Antes de que yo pudiera hacer algo,
Marley
empezó a resbalarse por la ventanilla del coche en movimiento, con la cola en el aire y moviendo frenéticamente las patas traseras en busca de algo de que asirse. ¡
Marley
se escapaba de la cárcel…! Cuando el resto del cuerpo se deslizó frente a mí, traté de agarrarlo, pero sólo pude cogerle la punta de la cola con la mano izquierda, por lo cual
Marley
quedó boca abajo. Jenny intentaba frenar el coche en medio del pesado tráfico.
Marley
tenía ya todo el cuerpo fuera del coche, colgando de la cola que yo apenas seguía cogiéndole, pues tenía el cuerpo torcido de manera tal que no podía usar la otra mano.
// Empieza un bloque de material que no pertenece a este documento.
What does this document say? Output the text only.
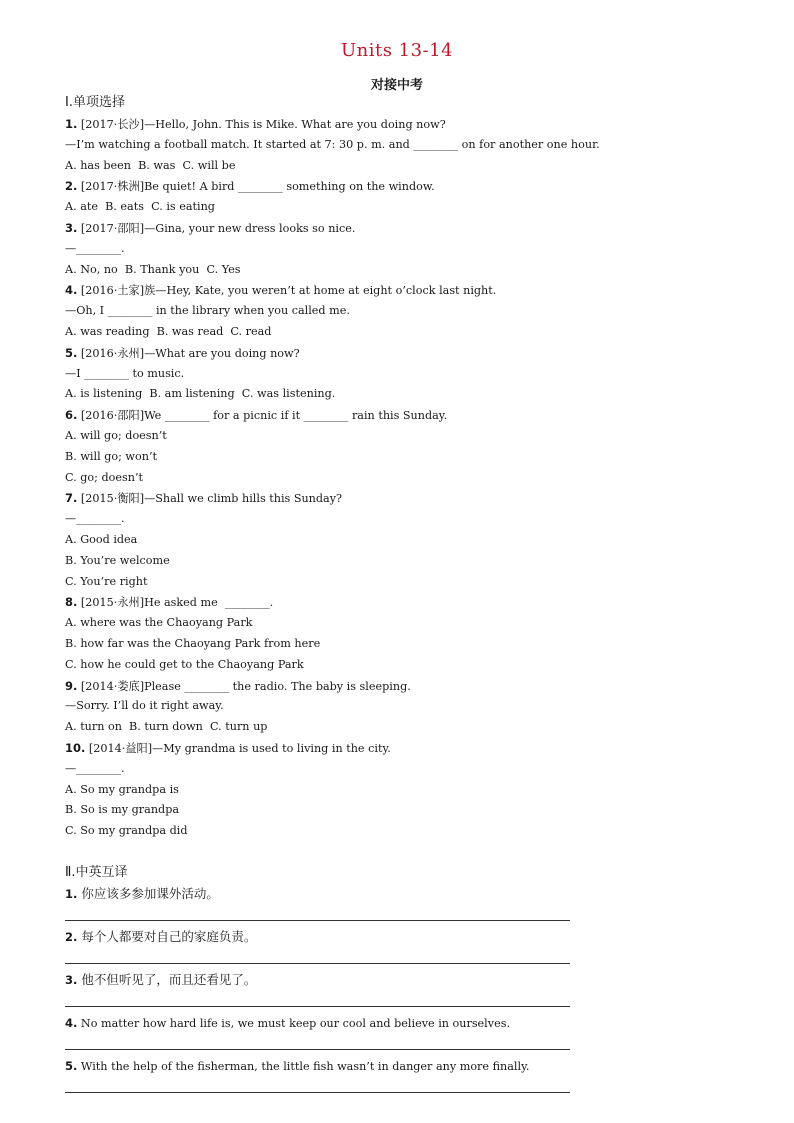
Units 13-14
对接中考
Ⅰ.单项选择
1. [2017·长沙]—Hello, John. This is Mike. What are you doing now?
—I’m watching a football match. It started at 7: 30 p. m. and ________ on for another one hour.
A. has been  B. was  C. will be
2. [2017·株洲]Be quiet! A bird ________ something on the window.
A. ate  B. eats  C. is eating
3. [2017·邵阳]—Gina, your new dress looks so nice.
—________.
A. No, no  B. Thank you  C. Yes
4. [2016·土家]族—Hey, Kate, you weren’t at home at eight o’clock last night.
—Oh, I ________ in the library when you called me.
A. was reading  B. was read  C. read
5. [2016·永州]—What are you doing now?
—I ________ to music.
A. is listening  B. am listening  C. was listening.
6. [2016·邵阳]We ________ for a picnic if it ________ rain this Sunday.
A. will go; doesn’t
B. will go; won’t
C. go; doesn’t
7. [2015·衡阳]—Shall we climb hills this Sunday?
—________.
A. Good idea
B. You’re welcome
C. You’re right
8. [2015·永州]He asked me  ________.
A. where was the Chaoyang Park
B. how far was the Chaoyang Park from here
C. how he could get to the Chaoyang Park
9. [2014·娄底]Please ________ the radio. The baby is sleeping.
—Sorry. I’ll do it right away.
A. turn on  B. turn down  C. turn up
10. [2014·益阳]—My grandma is used to living in the city.
—________.
A. So my grandpa is
B. So is my grandpa
C. So my grandpa did
Ⅱ.中英互译
1. 你应该多参加课外活动。
2. 每个人都要对自己的家庭负责。
3. 他不但听见了，而且还看见了。
4. No matter how hard life is, we must keep our cool and believe in ourselves.
5. With the help of the fisherman, the little fish wasn’t in danger any more finally.
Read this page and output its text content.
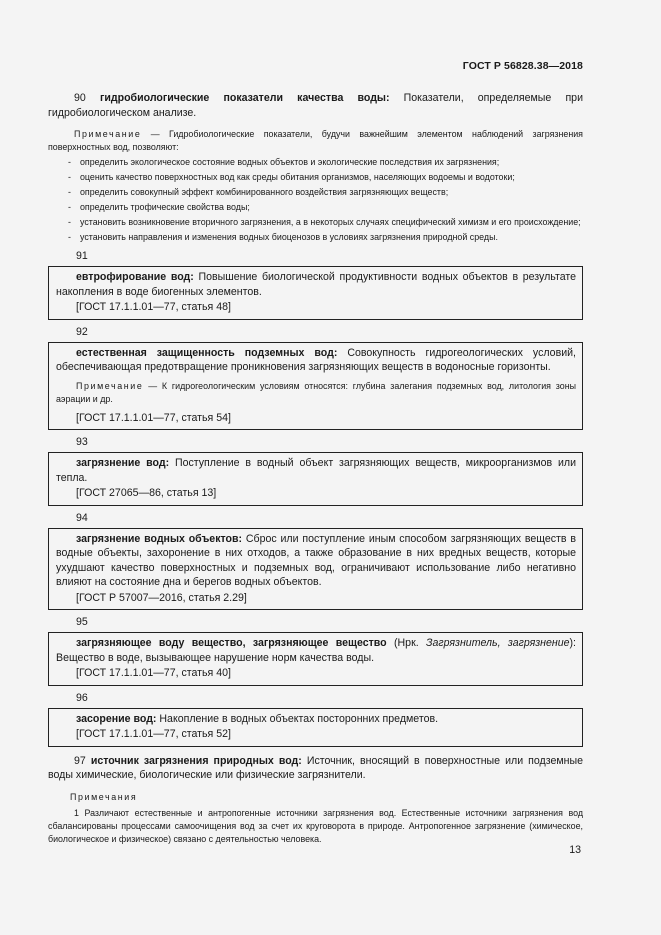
ГОСТ Р 56828.38—2018

90 гидробиологические показатели качества воды: Показатели, определяемые при гидробиологическом анализе.

Примечание — Гидробиологические показатели, будучи важнейшим элементом наблюдений загрязнения поверхностных вод, позволяют:

- определить экологическое состояние водных объектов и экологические последствия их загрязнения;
- оценить качество поверхностных вод как среды обитания организмов, населяющих водоемы и водотоки;
- определить совокупный эффект комбинированного воздействия загрязняющих веществ;
- определить трофические свойства воды;
- установить возникновение вторичного загрязнения, а в некоторых случаях специфический химизм и его происхождение;
- установить направления и изменения водных биоценозов в условиях загрязнения природной среды.
91

евтрофирование вод: Повышение биологической продуктивности водных объектов в результате накопления в воде биогенных элементов.

[ГОСТ 17.1.1.01—77, статья 48]
92

естественная защищенность подземных вод: Совокупность гидрогеологических условий, обеспечивающая предотвращение проникновения загрязняющих веществ в водоносные горизонты.

Примечание — К гидрогеологическим условиям относятся: глубина залегания подземных вод, литология зоны аэрации и др.

[ГОСТ 17.1.1.01—77, статья 54]
93

загрязнение вод: Поступление в водный объект загрязняющих веществ, микроорганизмов или тепла.

[ГОСТ 27065—86, статья 13]
94

загрязнение водных объектов: Сброс или поступление иным способом загрязняющих веществ в водные объекты, захоронение в них отходов, а также образование в них вредных веществ, которые ухудшают качество поверхностных и подземных вод, ограничивают использование либо негативно влияют на состояние дна и берегов водных объектов.

[ГОСТ Р 57007—2016, статья 2.29]
95

загрязняющее воду вещество, загрязняющее вещество (Нрк. Загрязнитель, загрязнение): Вещество в воде, вызывающее нарушение норм качества воды.

[ГОСТ 17.1.1.01—77, статья 40]
96

засорение вод: Накопление в водных объектах посторонних предметов.

[ГОСТ 17.1.1.01—77, статья 52]

97 источник загрязнения природных вод: Источник, вносящий в поверхностные или подземные воды химические, биологические или физические загрязнители.

Примечания

1 Различают естественные и антропогенные источники загрязнения вод. Естественные источники загрязнения вод сбалансированы процессами самоочищения вод за счет их круговорота в природе. Антропогенное загрязнение (химическое, биологическое и физическое) связано с деятельностью человека.

13
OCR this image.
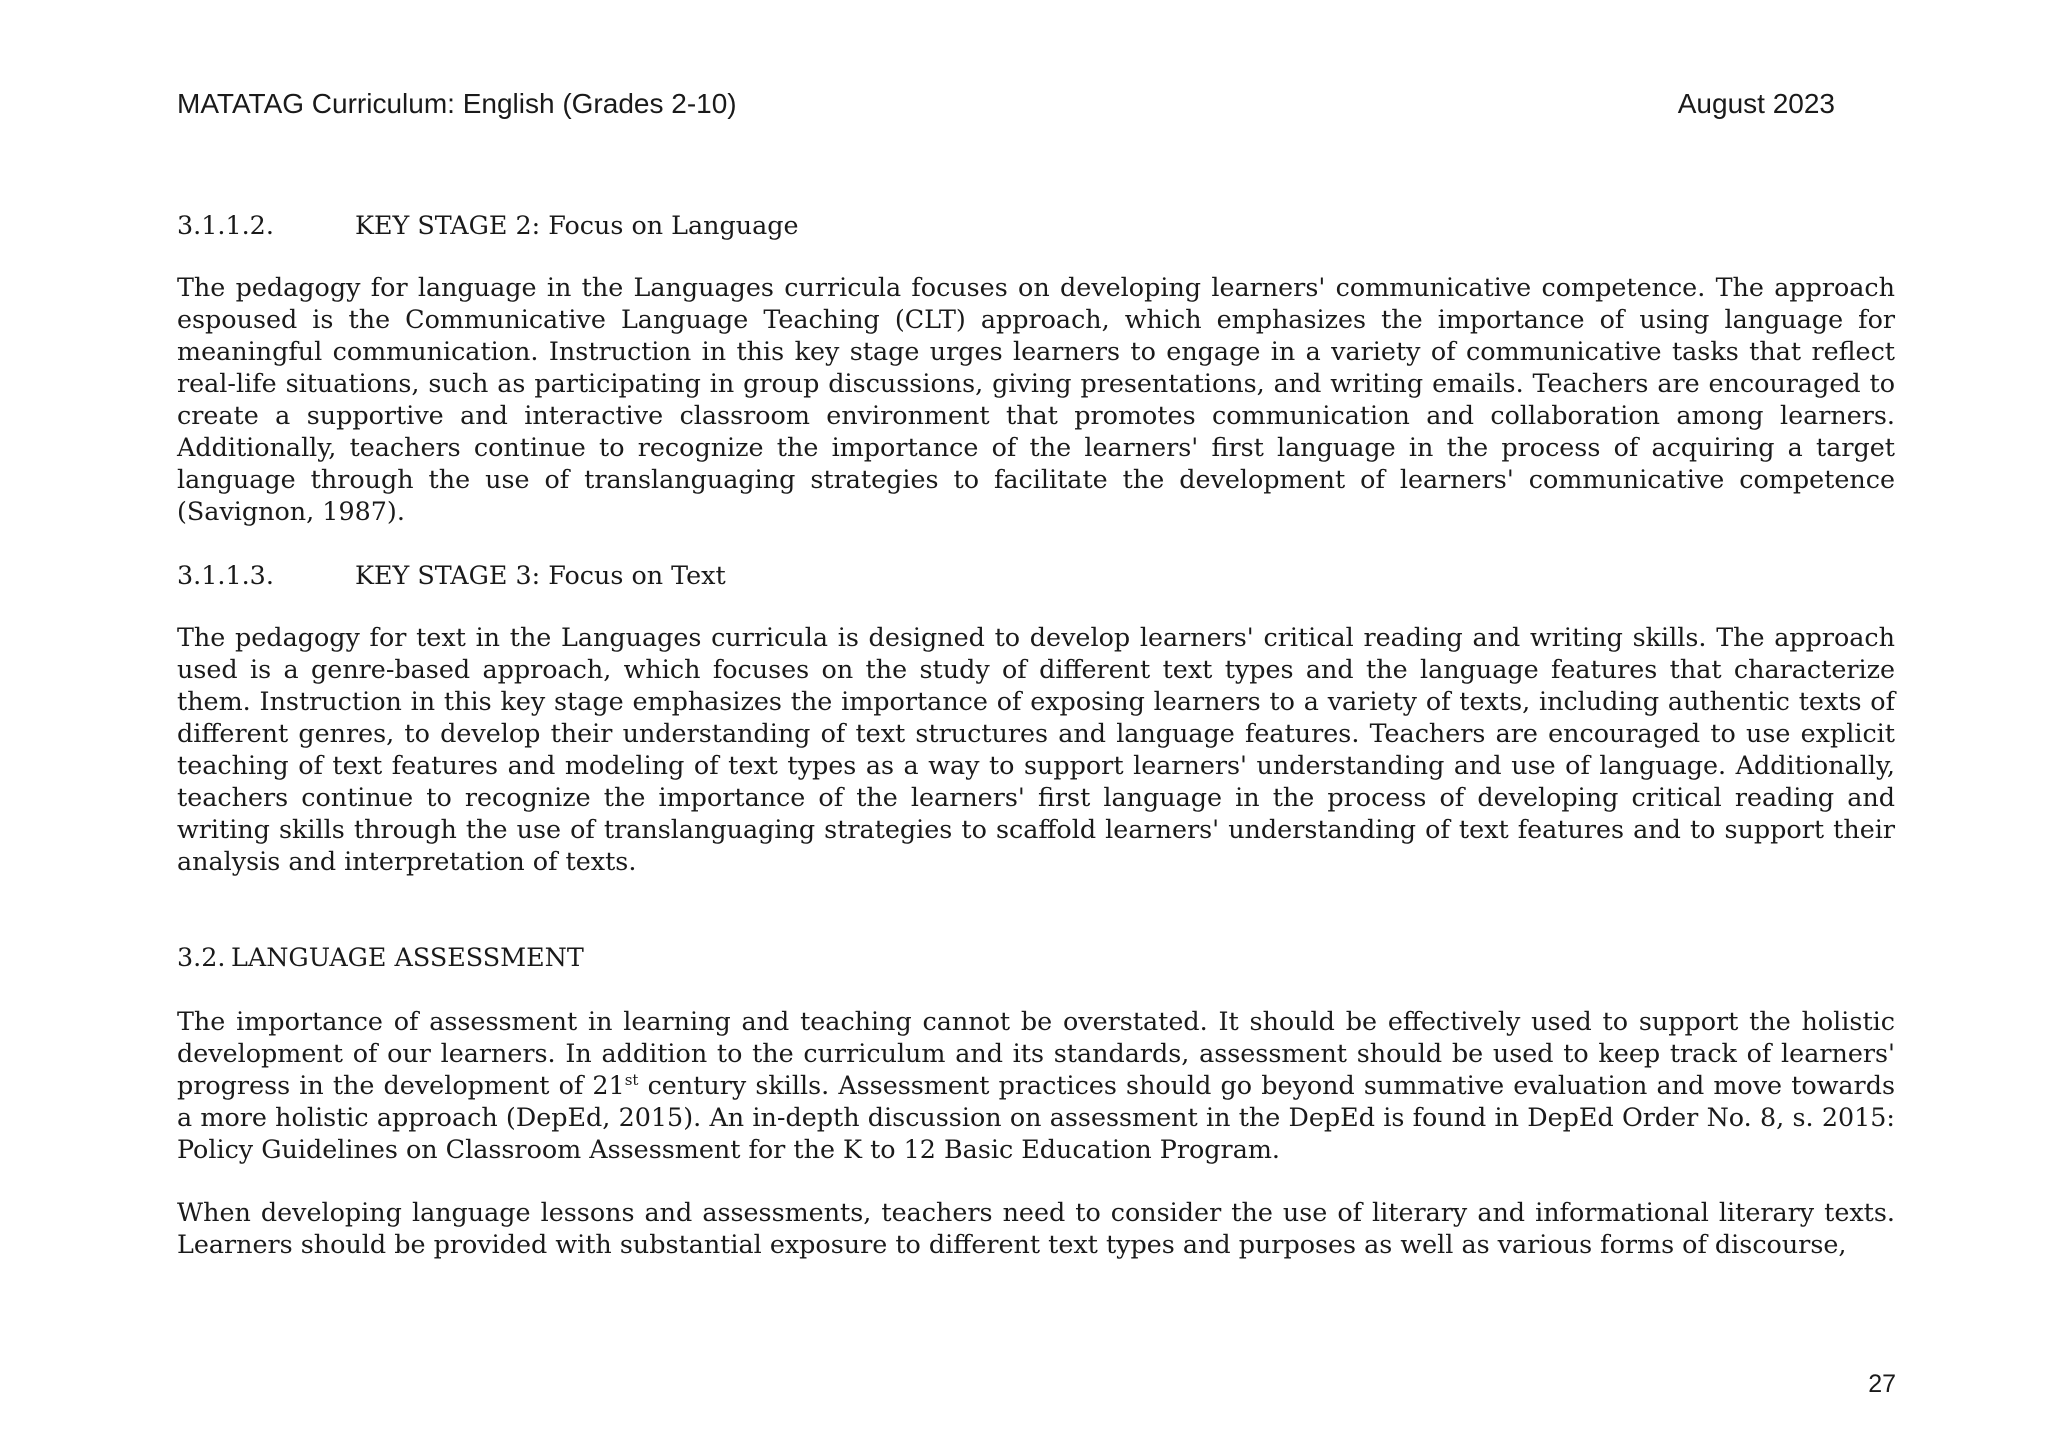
MATATAG Curriculum: English (Grades 2-10)	August 2023
3.1.1.2.	KEY STAGE 2: Focus on Language

The pedagogy for language in the Languages curricula focuses on developing learners' communicative competence. The approach espoused is the Communicative Language Teaching (CLT) approach, which emphasizes the importance of using language for meaningful communication. Instruction in this key stage urges learners to engage in a variety of communicative tasks that reflect real-life situations, such as participating in group discussions, giving presentations, and writing emails. Teachers are encouraged to create a supportive and interactive classroom environment that promotes communication and collaboration among learners. Additionally, teachers continue to recognize the importance of the learners' first language in the process of acquiring a target language through the use of translanguaging strategies to facilitate the development of learners' communicative competence (Savignon, 1987).

3.1.1.3.	KEY STAGE 3: Focus on Text

The pedagogy for text in the Languages curricula is designed to develop learners' critical reading and writing skills. The approach used is a genre-based approach, which focuses on the study of different text types and the language features that characterize them. Instruction in this key stage emphasizes the importance of exposing learners to a variety of texts, including authentic texts of different genres, to develop their understanding of text structures and language features. Teachers are encouraged to use explicit teaching of text features and modeling of text types as a way to support learners' understanding and use of language. Additionally, teachers continue to recognize the importance of the learners' first language in the process of developing critical reading and writing skills through the use of translanguaging strategies to scaffold learners' understanding of text features and to support their analysis and interpretation of texts.

3.2. LANGUAGE ASSESSMENT

The importance of assessment in learning and teaching cannot be overstated. It should be effectively used to support the holistic development of our learners. In addition to the curriculum and its standards, assessment should be used to keep track of learners' progress in the development of 21st century skills. Assessment practices should go beyond summative evaluation and move towards a more holistic approach (DepEd, 2015). An in-depth discussion on assessment in the DepEd is found in DepEd Order No. 8, s. 2015: Policy Guidelines on Classroom Assessment for the K to 12 Basic Education Program.

When developing language lessons and assessments, teachers need to consider the use of literary and informational literary texts. Learners should be provided with substantial exposure to different text types and purposes as well as various forms of discourse,

27
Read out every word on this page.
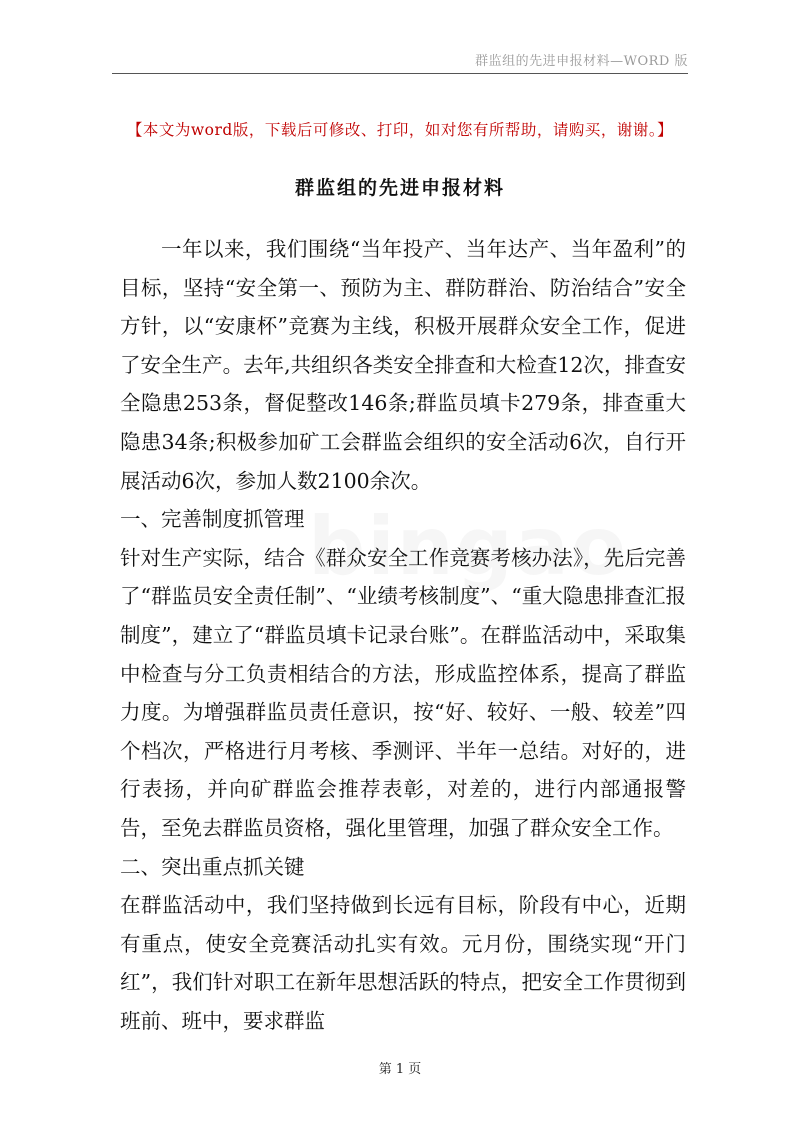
群监组的先进申报材料—WORD 版
【本文为word版，下载后可修改、打印，如对您有所帮助，请购买，谢谢。】
群监组的先进申报材料

一年以来，我们围绕“当年投产、当年达产、当年盈利”的目标，坚持“安全第一、预防为主、群防群治、防治结合”安全方针，以“安康杯”竞赛为主线，积极开展群众安全工作，促进了安全生产。去年,共组织各类安全排查和大检查12次，排查安全隐患253条，督促整改146条;群监员填卡279条，排查重大隐患34条;积极参加矿工会群监会组织的安全活动6次，自行开展活动6次，参加人数2100余次。

一、完善制度抓管理

针对生产实际，结合《群众安全工作竞赛考核办法》，先后完善了“群监员安全责任制”、“业绩考核制度”、“重大隐患排查汇报制度”，建立了“群监员填卡记录台账”。在群监活动中，采取集中检查与分工负责相结合的方法，形成监控体系，提高了群监力度。为增强群监员责任意识，按“好、较好、一般、较差”四个档次，严格进行月考核、季测评、半年一总结。对好的，进行表扬，并向矿群监会推荐表彰，对差的，进行内部通报警告，至免去群监员资格，强化里管理，加强了群众安全工作。

二、突出重点抓关键

在群监活动中，我们坚持做到长远有目标，阶段有中心，近期有重点，使安全竞赛活动扎实有效。元月份，围绕实现“开门红”，我们针对职工在新年思想活跃的特点，把安全工作贯彻到班前、班中，要求群监

第 1 页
Mientras tanto,
Marley
trotaba frenéticamente con las dos patas delanteras sobre el pavimento, junto al coche.

Jenny logró detener el coche por completo en la vía de la derecha, con una pila de coches detrás que no dejaban de tocar las bocinas.

—¿Y ahora qué hago? —grité.

Yo estaba atascado. No podía entrar a
Marley
por la ventanilla y no me atrevía a dejarlo libre, porque con toda seguridad se pondría delante de uno de los tantos conductores furiosos que se movían en torno a nosotros. No iba a soltarle la cola, aunque en ello me fuera la vida y me quedase para siempre con la cara aplastada contra el cristal, a pocos centímetros del palpitante y gigantesco escroto de
Marley
.

Jenny puso las luces intermitentes y corrió hacia mi lado del coche, donde cogió a
Marley
y lo sostuvo de la correa hasta que pude salir y ayudarla a subirlo de nuevo al coche. Nuestro dramita se había desarrollado justo enfrente de una gasolinera y, cuando Jenny puso la marcha atrás, vi que todos los mecánicos habían salido para no perderse el espectáculo. Se reían con tantas ganas, que pensé que se mearían encima.